Fred Kofman is fond of the anecdote about the NASA janitor. You know the one: It's 1961, and John F. Kennedy is visiting the space agency for the first time. He spies a man mopping the floor and asks what his job is. "I'm putting a man on the moon," the janitor replies.

That response exemplifies the crucial distinction between a role and a job. For a company to operate well, says Kofman, vice president of executive development and "leadership philosopher" at LinkedIn, employees must understand the difference in their bones. A role is the set of functional responsibilities they were hired to perform. Roles are all different. By contrast, every employee has the same job: to help her organization win.

Founders get that, and so do their executive teams. But as companies scale, singularity of purpose diffuses, Kofman explains in his book The Meaning Revolution: The Power of Transcendent Leadership. While leadership's vision stays the same or expands, employees' visions grow narrower. "Entrepreneurs are very clear about the mission. But that awareness gets lost as they start engaging other people," Kofman says. "Each person thinks they should do what they were hired to do instead of help the company succeed, whatever it takes."

Battle of the silos

It's no surprise employees rarely think beyond their job descriptions. A finance person, for example, knows she is supposed to carefully assess the creditworthiness of each prospective new customer. If she deems one too risky she nixes the sale, thus protecting the business. But what if the potential customer is influential, with the power to set off a cascade of sales with a positive review? That could be such a significant opportunity that the rest of the staff thinks it worthwhile.

Or consider a factory manager, whose role is to churn out sufficient product to ensure on-time delivery. Suppose a development team wants to commandeer the floor for a day or two to perform test runs on new designs? "Maybe for the company new product development is 10 times more important than current production," Kofman says. "But what I call 'my job' is to run the plant.
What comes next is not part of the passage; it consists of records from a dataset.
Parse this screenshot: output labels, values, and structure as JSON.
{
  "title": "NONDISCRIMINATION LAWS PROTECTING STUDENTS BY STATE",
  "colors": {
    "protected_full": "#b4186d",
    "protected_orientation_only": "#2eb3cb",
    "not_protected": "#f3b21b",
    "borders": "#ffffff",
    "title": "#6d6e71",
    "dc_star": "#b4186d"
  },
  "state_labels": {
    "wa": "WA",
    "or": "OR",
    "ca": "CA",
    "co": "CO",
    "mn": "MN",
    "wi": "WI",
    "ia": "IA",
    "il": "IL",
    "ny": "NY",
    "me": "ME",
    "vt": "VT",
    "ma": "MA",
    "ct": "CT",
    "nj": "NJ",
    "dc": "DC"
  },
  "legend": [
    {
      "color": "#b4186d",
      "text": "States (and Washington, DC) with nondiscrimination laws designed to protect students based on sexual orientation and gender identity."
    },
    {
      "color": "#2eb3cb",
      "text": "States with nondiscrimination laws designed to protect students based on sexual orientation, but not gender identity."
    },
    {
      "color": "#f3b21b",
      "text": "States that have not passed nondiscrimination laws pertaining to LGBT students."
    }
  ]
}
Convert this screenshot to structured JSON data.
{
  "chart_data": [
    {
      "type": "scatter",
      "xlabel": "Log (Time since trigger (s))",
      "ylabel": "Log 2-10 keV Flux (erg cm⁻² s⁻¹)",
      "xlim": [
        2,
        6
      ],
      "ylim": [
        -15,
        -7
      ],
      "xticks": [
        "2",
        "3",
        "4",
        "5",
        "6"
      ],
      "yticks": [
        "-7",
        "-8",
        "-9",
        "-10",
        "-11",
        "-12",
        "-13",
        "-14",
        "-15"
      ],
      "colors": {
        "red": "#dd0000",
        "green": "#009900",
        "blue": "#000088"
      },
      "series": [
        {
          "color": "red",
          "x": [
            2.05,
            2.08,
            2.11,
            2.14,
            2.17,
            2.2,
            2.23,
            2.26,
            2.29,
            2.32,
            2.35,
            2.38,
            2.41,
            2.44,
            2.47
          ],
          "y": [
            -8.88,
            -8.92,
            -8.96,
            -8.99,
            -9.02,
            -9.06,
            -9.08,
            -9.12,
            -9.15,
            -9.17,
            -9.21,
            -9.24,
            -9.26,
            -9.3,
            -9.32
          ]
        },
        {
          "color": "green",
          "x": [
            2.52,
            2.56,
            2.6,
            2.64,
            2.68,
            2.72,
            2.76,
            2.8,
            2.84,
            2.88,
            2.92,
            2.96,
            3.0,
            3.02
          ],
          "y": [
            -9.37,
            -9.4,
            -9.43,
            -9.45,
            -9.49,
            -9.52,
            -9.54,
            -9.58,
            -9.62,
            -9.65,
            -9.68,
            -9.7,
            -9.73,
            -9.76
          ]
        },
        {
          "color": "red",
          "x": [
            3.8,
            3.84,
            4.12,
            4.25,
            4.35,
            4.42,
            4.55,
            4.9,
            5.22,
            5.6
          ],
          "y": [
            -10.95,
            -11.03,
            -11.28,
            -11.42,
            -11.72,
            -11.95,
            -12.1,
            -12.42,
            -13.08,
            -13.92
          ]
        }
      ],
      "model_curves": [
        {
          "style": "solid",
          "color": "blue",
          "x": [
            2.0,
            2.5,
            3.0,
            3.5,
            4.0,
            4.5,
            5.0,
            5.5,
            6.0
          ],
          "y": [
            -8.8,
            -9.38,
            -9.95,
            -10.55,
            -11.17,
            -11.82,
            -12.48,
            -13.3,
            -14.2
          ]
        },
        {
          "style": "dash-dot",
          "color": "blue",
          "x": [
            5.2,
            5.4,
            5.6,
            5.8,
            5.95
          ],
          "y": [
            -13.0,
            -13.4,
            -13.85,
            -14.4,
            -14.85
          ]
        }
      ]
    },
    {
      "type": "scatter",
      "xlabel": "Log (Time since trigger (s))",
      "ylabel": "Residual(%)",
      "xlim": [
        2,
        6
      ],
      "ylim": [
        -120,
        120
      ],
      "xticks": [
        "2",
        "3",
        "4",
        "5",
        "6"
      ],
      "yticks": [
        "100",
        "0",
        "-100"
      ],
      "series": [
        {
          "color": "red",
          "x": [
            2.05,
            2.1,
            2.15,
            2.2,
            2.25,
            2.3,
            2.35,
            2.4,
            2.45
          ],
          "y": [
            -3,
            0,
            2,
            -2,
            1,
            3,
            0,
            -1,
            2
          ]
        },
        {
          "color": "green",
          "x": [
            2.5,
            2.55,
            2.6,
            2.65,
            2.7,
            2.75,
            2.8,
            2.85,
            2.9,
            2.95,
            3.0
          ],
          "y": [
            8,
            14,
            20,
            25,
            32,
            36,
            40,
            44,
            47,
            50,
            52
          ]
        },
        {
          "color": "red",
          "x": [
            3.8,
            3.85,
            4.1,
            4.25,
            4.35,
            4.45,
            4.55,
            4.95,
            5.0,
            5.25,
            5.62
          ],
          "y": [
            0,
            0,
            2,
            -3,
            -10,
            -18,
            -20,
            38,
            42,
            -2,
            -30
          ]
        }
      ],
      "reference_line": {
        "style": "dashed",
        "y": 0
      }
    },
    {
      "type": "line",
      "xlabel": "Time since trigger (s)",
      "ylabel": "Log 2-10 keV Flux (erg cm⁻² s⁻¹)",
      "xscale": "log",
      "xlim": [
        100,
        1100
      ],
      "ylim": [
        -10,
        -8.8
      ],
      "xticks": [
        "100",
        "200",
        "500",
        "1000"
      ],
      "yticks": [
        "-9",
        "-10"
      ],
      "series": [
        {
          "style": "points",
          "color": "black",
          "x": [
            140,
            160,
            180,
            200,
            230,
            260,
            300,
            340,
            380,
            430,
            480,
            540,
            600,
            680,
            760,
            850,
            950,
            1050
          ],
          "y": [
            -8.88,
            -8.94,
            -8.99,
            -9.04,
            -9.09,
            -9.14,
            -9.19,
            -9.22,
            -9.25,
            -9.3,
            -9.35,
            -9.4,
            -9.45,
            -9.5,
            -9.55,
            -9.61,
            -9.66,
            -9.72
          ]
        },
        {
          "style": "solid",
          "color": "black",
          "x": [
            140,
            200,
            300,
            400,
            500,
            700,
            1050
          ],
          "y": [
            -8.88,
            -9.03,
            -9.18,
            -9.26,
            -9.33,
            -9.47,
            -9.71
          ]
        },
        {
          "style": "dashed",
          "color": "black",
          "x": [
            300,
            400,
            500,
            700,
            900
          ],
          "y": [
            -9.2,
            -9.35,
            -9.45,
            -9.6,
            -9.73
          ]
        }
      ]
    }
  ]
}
I don't want people to make me less efficient, even if they are from my same company."

Traditional metrics reinforce this kind of thinking. Employees are rewarded for hitting their numbers: service calls fielded or defects eliminated or overhead reduced. Under this system, it is in each individual's interest to optimize her own functional cog. If the company tries offering collective rather than individual incentives, however, people become "free-riders" who assume their minimal exertions will be masked by the more vigorous performance of the rest of the organization. "It's a dilemma, because if you want cooperation, you have to make everyone accountable for the whole," Kofman says. "But when everyone is accountable for everything then no one is accountable for anything."

The CEO, of course, has the best global view. But he lacks the granular understanding of a situation that functional workers have. Nor can he waste time playing Solomon whenever employees clash over priorities or collaborations fail.

The leader says, "Look up here"

The dilemma cannot be solved, Kofman says. But it can be managed. What Kofman calls "transcendent leaders" keep employees focused on a single overarching question: "Why are we here?" They articulate the mission over and over, reminding people that, while they bring conviction to their individual battles, those battles must be subordinate to the organization's ultimate victory. And they frame the mission in terms that inspire and make people feel their work is important. "The first thing is to find a mission that would make your 7-year-old child proud of you," Kofman says.

But mission on its own is not enough. Leaders must also define the values that will govern how people work together to resolve their conflicts--how they treat one another and collaborate on solutions that are truly "best" for the company as a whole. Leaders will demonstrate those values themselves, being as transparent as possible, so employees understand how decisions at the senior level are weighed for service to the mission. And they will demand that employees serve only the mission and not themselves. In other words, that they do their jobs.

"The gravitational pull is always going to be toward each person's individual role," Kofman says. "The job of the leader is to defy gravity."